A Princesa Izabel casou-se, em aliança monárquica, com o Príncipe Gastão de Orléans, Conde d’Eu, dinasta francês das Casas Bourbon Orléans e Saxe-Coburg-Gotha, forjando a aliança do Império do Brasil, com o Império Português, com o Império Francês e com o Império Austro-Húngaro1 e Alemão.

Sem a proclamação da República no Brasil a 1ª Guerra Mundial não teria ocorrido.

A Marinha Imperial Brasileira dominava o Oceano Atlântico e as alianças monárquicas do Império do Brasil impediriam a formação da Tríplice Entente2.

Bem sucedido no Brasil, sem disparar um único tiro, graças ao Núcleo de oficiais existente no Exército Brasileiro, o Império Britânico deu andamento ao seu planejamento.

Em 28 anos, de 1889 a 1917, o Império Britânico destroçou 7 (sete) impérios: o do Brasil, o de Portugal, o Otomano3, o Francês, o Russo4, o Austro-Húngaro e o Alemão5.

Na história da humanidade não existe registro de tal “sucesso” em apenas 28 anos. Nem os Romanos conseguiram tal proeza.

Esse brilhantismo político-estratégico, que nos vitimou e, vitima, deve ser objeto de estudos adequadamente dirigidos, que ajudarão a sobrestar os 121 anos de decadência do Brasil.

Acima de tudo, o Exército Brasileiro precisa encapsular esse Núcleo de falso corporativismo, que vem impedindo o cumprimento do dever de dizer não.

Encapsulado o núcleo, o Brasil se autodeterminará automaticamente e a missão desta geração de brasileiros estará cumprida, sem qualquer ruptura, sem violência, basta, apenas, o Exército Brasileiro passar a cumprir o seu intransferível dever de dizer não.

São Paulo, 4 de abril de 2011
UNIÃO NACIONALISTA DEMOCRÁTICA – UND
Antônio José Ribas Paiva
Presidente

FONTES:

1. Corresponderia atualmente à Áustria, Hungria, República Checa, Eslováquia, Eslovénia, Croácia, Bósnia e Herzegovina e as regiões da Voivodina na Sérvia, Bocas de Kotor no Montenegro, Trentino-Alto Ádige e Trieste na Itália, Transilvânia e parte do Banato na Roménia, Galícia na Polónia e Ruténia (região Subcarpática) na Ucrânia).

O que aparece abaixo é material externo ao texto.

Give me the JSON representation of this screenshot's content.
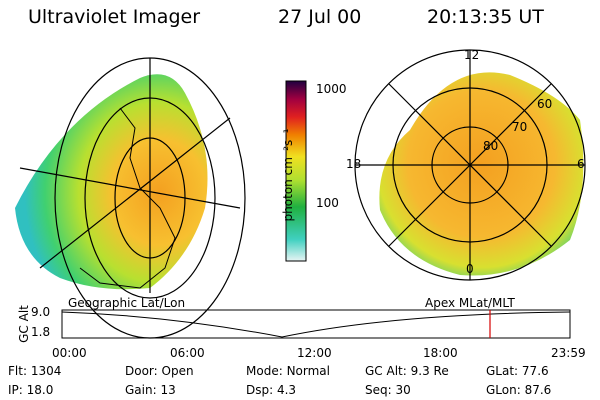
{
  "header": {
    "instrument": "Ultraviolet Imager",
    "date": "27 Jul 00",
    "time": "20:13:35 UT"
  },
  "colorbar": {
    "unit_label": "photon cm⁻²s⁻¹",
    "ticks": [
      "1000",
      "100"
    ]
  },
  "polar_plot": {
    "mlt_labels": {
      "top": "12",
      "left": "18",
      "right": "6",
      "bottom": "0"
    },
    "lat_labels": [
      "60",
      "70",
      "80"
    ]
  },
  "bottom_panel": {
    "left_title": "Geographic Lat/Lon",
    "right_title": "Apex MLat/MLT",
    "y_axis_label": "GC Alt",
    "y_ticks": [
      "9.0",
      "1.8"
    ],
    "x_ticks": [
      "00:00",
      "06:00",
      "12:00",
      "18:00",
      "23:59"
    ],
    "marker_color": "#d40000"
  },
  "info": {
    "flt_label": "Flt:",
    "flt_value": "1304",
    "ip_label": "IP:",
    "ip_value": "18.0",
    "door_label": "Door:",
    "door_value": "Open",
    "gain_label": "Gain:",
    "gain_value": "13",
    "mode_label": "Mode:",
    "mode_value": "Normal",
    "dsp_label": "Dsp:",
    "dsp_value": "4.3",
    "gcalt_label": "GC Alt:",
    "gcalt_value": "9.3 Re",
    "seq_label": "Seq:",
    "seq_value": "30",
    "glat_label": "GLat:",
    "glat_value": "77.6",
    "glon_label": "GLon:",
    "glon_value": "87.6"
  }
}
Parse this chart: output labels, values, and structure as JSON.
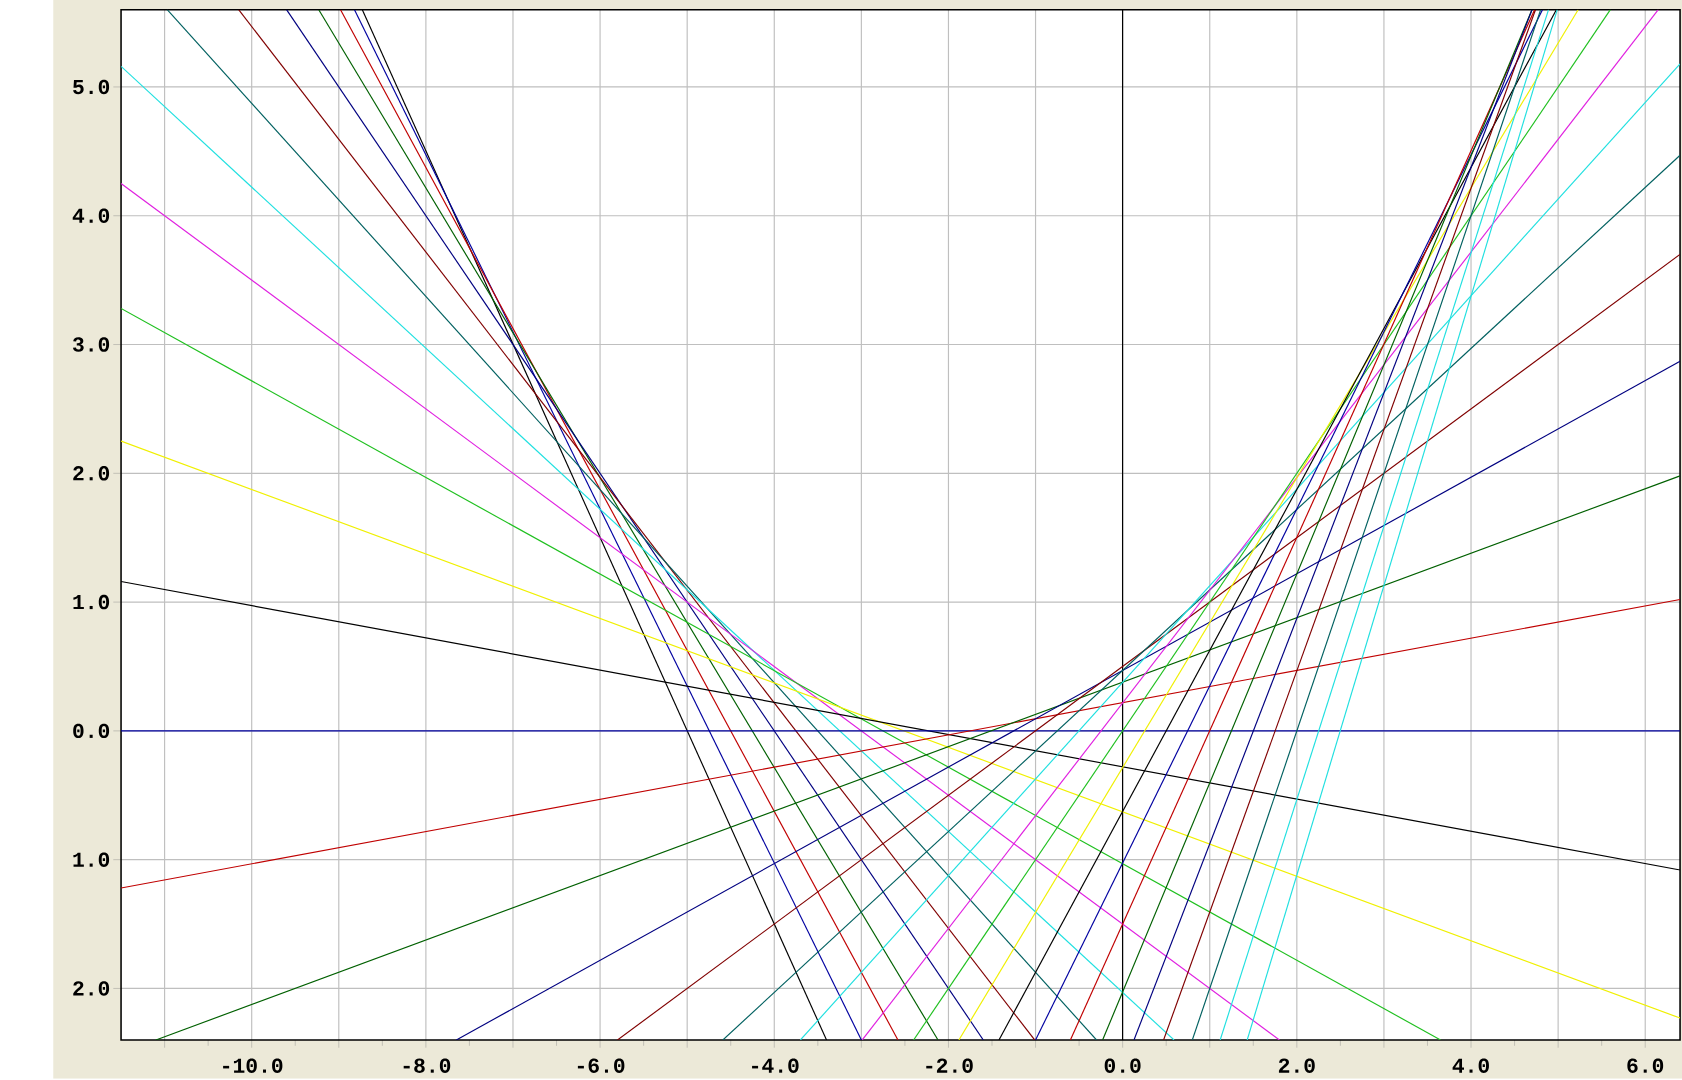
{
  "chart_data": {
    "type": "line",
    "marker": "none",
    "grid": true,
    "xlim": [
      -11.5,
      6.4
    ],
    "ylim": [
      -2.4,
      5.6
    ],
    "xticks": [
      {
        "value": -11,
        "label": null
      },
      {
        "value": -10,
        "label": "-10.0"
      },
      {
        "value": -9,
        "label": null
      },
      {
        "value": -8,
        "label": "-8.0"
      },
      {
        "value": -7,
        "label": null
      },
      {
        "value": -6,
        "label": "-6.0"
      },
      {
        "value": -5,
        "label": null
      },
      {
        "value": -4,
        "label": "-4.0"
      },
      {
        "value": -3,
        "label": null
      },
      {
        "value": -2,
        "label": "-2.0"
      },
      {
        "value": -1,
        "label": null
      },
      {
        "value": 0,
        "label": "0.0"
      },
      {
        "value": 1,
        "label": null
      },
      {
        "value": 2,
        "label": "2.0"
      },
      {
        "value": 3,
        "label": null
      },
      {
        "value": 4,
        "label": "4.0"
      },
      {
        "value": 5,
        "label": null
      },
      {
        "value": 6,
        "label": "6.0"
      }
    ],
    "yticks": [
      {
        "value": -2,
        "label": "2.0"
      },
      {
        "value": -1,
        "label": "1.0"
      },
      {
        "value": 0,
        "label": "0.0"
      },
      {
        "value": 1,
        "label": "1.0"
      },
      {
        "value": 2,
        "label": "2.0"
      },
      {
        "value": 3,
        "label": "3.0"
      },
      {
        "value": 4,
        "label": "4.0"
      },
      {
        "value": 5,
        "label": "5.0"
      }
    ],
    "ref_lines": [
      {
        "axis": "x",
        "value": 0,
        "color": "#000000"
      }
    ],
    "series": [
      {
        "color": "#000000",
        "x": [
          -8.73,
          -3.4
        ],
        "values": [
          5.6,
          -2.4
        ]
      },
      {
        "color": "#0000a0",
        "x": [
          -8.82,
          -3.0
        ],
        "values": [
          5.6,
          -2.4
        ]
      },
      {
        "color": "#c00000",
        "x": [
          -8.98,
          -2.58
        ],
        "values": [
          5.6,
          -2.4
        ]
      },
      {
        "color": "#006000",
        "x": [
          -9.23,
          -2.12
        ],
        "values": [
          5.6,
          -2.4
        ]
      },
      {
        "color": "#000080",
        "x": [
          -9.6,
          -1.6
        ],
        "values": [
          5.6,
          -2.4
        ]
      },
      {
        "color": "#800000",
        "x": [
          -10.15,
          -1.01
        ],
        "values": [
          5.6,
          -2.4
        ]
      },
      {
        "color": "#006060",
        "x": [
          -10.97,
          -0.3
        ],
        "values": [
          5.6,
          -2.4
        ]
      },
      {
        "color": "#20e0e0",
        "x": [
          -11.5,
          0.59
        ],
        "values": [
          5.16,
          -2.4
        ]
      },
      {
        "color": "#e020e0",
        "x": [
          -11.5,
          1.8
        ],
        "values": [
          4.25,
          -2.4
        ]
      },
      {
        "color": "#20c020",
        "x": [
          -11.5,
          3.65
        ],
        "values": [
          3.28,
          -2.4
        ]
      },
      {
        "color": "#f0f000",
        "x": [
          -11.5,
          6.4
        ],
        "values": [
          2.25,
          -2.23
        ]
      },
      {
        "color": "#000000",
        "x": [
          -11.5,
          6.4
        ],
        "values": [
          1.16,
          -1.08
        ]
      },
      {
        "color": "#0000a0",
        "x": [
          -11.5,
          6.4
        ],
        "values": [
          0,
          0
        ]
      },
      {
        "color": "#c00000",
        "x": [
          -11.5,
          6.4
        ],
        "values": [
          -1.22,
          1.02
        ]
      },
      {
        "color": "#006000",
        "x": [
          -11.1,
          6.4
        ],
        "values": [
          -2.4,
          1.98
        ]
      },
      {
        "color": "#000080",
        "x": [
          -7.65,
          6.4
        ],
        "values": [
          -2.4,
          2.87
        ]
      },
      {
        "color": "#800000",
        "x": [
          -5.8,
          6.4
        ],
        "values": [
          -2.4,
          3.7
        ]
      },
      {
        "color": "#006060",
        "x": [
          -4.59,
          6.4
        ],
        "values": [
          -2.4,
          4.47
        ]
      },
      {
        "color": "#20e0e0",
        "x": [
          -3.7,
          6.4
        ],
        "values": [
          -2.4,
          5.18
        ]
      },
      {
        "color": "#e020e0",
        "x": [
          -2.99,
          6.15
        ],
        "values": [
          -2.4,
          5.6
        ]
      },
      {
        "color": "#20c020",
        "x": [
          -2.4,
          5.6
        ],
        "values": [
          -2.4,
          5.6
        ]
      },
      {
        "color": "#f0f000",
        "x": [
          -1.88,
          5.23
        ],
        "values": [
          -2.4,
          5.6
        ]
      },
      {
        "color": "#000000",
        "x": [
          -1.42,
          4.98
        ],
        "values": [
          -2.4,
          5.6
        ]
      },
      {
        "color": "#0000a0",
        "x": [
          -1.0,
          4.82
        ],
        "values": [
          -2.4,
          5.6
        ]
      },
      {
        "color": "#c00000",
        "x": [
          -0.6,
          4.73
        ],
        "values": [
          -2.4,
          5.6
        ]
      },
      {
        "color": "#006000",
        "x": [
          -0.23,
          4.7
        ],
        "values": [
          -2.4,
          5.6
        ]
      },
      {
        "color": "#000080",
        "x": [
          0.13,
          4.7
        ],
        "values": [
          -2.4,
          5.6
        ]
      },
      {
        "color": "#800000",
        "x": [
          0.47,
          4.74
        ],
        "values": [
          -2.4,
          5.6
        ]
      },
      {
        "color": "#006060",
        "x": [
          0.8,
          4.8
        ],
        "values": [
          -2.4,
          5.6
        ]
      },
      {
        "color": "#20e0e0",
        "x": [
          1.12,
          4.89
        ],
        "values": [
          -2.4,
          5.6
        ]
      },
      {
        "color": "#20e0e0",
        "x": [
          1.43,
          4.99
        ],
        "values": [
          -2.4,
          5.6
        ]
      }
    ]
  }
}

2. Tríplice Entente foi a aliança militar realizada entre a Inglaterra, a França e o Império Russo após a assinatura da Entente Anglo-Russa em 1907. A Aliança Franco-Russa de 1871, juntamente com a Entente Anglo-Russa de 1907 e a Entente Cordiale de 1903, formaram a Tríplice Entente, entre a França, o Império Britânico e a Rússia.

3. O Império Otomano existiu entre 1299 e 1922 e, no seu auge, compreendia a Anatólia, o Médio Oriente, parte do norte de África e do sudeste europeu.

4. O Império Russo existiu de 1721 (Czar Pedro I) até a Revolução Russa, de 1917 (Czar Nicolau II). Em seu ápice, em 1866, se estendia da Europa do Leste, percorria toda a Ásia e chegava à América do Norte.

5. O Império Alemão governado pela Casa von Hohenzollern. Existiu desde a sua consolidação como Estado-nação em 1871 até 1918, após a derrota na 1ª Guerra Mundial.